09:38Donc, le but, c'est que votre vie puisse continuer,
09:42en tout cas professionnelle,
09:43mais qu'évidemment, vous n'ayez plus la liberté de vos mouvements au quotidien,
09:47que ce soit le week-end ou pendant vos vacances.
09:49C'est une condamnation infamante ?
09:51Oui, je pense que c'est une condamnation infamante.
09:53Pardon, vous êtes président de la République française,
09:55vous avez été président de la République française,
09:57vous êtes condamné à porter un bracelet,
09:59évidemment, oui, c'est infamant.
10:01C'est infamant pour tout le monde, et a fortiori,
10:04lorsque vous avez été président de la République.

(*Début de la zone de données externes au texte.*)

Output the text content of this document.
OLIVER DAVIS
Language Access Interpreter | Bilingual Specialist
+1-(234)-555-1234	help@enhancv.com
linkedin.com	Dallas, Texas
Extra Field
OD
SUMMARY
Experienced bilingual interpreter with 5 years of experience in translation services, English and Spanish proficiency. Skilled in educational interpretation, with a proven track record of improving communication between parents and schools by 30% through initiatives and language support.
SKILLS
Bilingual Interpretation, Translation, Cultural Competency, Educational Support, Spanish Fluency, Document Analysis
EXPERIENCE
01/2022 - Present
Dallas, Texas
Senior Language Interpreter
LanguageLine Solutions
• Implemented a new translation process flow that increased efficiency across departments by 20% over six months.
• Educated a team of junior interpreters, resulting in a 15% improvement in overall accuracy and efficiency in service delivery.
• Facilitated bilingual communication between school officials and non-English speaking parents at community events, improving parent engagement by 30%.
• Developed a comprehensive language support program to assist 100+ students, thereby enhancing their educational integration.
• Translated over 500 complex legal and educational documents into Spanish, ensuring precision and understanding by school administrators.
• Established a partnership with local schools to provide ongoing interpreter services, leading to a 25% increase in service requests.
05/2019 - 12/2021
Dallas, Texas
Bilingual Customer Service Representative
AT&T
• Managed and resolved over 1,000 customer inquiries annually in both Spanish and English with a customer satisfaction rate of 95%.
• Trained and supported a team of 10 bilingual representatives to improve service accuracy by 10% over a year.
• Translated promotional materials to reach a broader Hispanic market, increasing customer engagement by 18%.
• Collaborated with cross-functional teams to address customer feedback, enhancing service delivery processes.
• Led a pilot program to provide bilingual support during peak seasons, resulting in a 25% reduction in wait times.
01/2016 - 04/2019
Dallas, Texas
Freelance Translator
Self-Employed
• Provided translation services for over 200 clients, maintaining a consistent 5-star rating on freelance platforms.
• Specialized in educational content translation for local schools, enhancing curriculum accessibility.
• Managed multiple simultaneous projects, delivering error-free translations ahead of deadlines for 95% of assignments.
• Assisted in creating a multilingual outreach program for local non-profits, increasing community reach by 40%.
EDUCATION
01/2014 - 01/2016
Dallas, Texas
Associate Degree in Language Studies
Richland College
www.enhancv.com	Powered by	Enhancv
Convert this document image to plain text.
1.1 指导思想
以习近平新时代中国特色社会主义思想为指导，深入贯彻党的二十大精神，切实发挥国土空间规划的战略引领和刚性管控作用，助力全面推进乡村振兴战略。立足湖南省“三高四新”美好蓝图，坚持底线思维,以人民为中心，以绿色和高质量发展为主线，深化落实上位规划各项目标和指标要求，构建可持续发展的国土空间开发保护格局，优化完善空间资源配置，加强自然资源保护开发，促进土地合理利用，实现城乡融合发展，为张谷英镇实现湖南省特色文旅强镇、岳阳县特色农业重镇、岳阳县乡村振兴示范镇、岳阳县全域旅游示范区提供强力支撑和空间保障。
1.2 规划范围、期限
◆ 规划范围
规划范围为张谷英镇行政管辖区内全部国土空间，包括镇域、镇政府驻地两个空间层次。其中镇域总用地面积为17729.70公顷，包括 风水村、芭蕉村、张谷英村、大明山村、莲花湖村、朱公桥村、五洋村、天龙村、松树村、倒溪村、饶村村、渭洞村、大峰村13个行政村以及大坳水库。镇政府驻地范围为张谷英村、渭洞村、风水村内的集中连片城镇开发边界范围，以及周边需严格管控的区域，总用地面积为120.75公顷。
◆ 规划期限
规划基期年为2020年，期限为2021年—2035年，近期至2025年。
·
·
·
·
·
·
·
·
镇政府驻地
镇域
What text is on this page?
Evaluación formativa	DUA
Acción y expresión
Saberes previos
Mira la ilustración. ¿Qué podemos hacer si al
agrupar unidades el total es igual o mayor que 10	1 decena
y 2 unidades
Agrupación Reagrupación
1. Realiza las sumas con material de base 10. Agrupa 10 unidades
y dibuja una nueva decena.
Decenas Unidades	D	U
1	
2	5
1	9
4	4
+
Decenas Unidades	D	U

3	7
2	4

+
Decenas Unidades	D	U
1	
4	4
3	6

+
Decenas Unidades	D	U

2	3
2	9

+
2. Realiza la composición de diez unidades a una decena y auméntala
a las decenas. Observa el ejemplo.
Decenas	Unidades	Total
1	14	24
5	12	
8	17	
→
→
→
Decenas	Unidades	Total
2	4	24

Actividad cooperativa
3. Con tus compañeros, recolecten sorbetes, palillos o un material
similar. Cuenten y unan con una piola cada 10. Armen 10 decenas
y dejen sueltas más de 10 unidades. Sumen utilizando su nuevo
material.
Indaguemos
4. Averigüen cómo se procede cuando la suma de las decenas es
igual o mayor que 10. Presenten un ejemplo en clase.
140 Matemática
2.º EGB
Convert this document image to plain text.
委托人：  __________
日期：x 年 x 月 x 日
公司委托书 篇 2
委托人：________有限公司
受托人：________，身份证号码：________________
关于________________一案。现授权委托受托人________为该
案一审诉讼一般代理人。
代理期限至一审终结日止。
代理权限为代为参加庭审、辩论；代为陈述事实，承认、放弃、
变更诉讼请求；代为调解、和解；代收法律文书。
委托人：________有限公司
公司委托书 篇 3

10:06C'est jamais, je vais vous dire une chose,
10:08enfin, objectivement, indifféremment à ce qu'on peut penser,
10:10Nicolas Sarkozy ou pas,
10:11mais c'est jamais une bonne chose
10:13quand un ancien président de la République se fait condamner
10:15par le pays au destiné duquel il a présidé.
10:18C'est en termes d'image et de démocratie,
10:20tout ça, c'est assez délétère.
10:22Merci beaucoup Maître Spinozzi.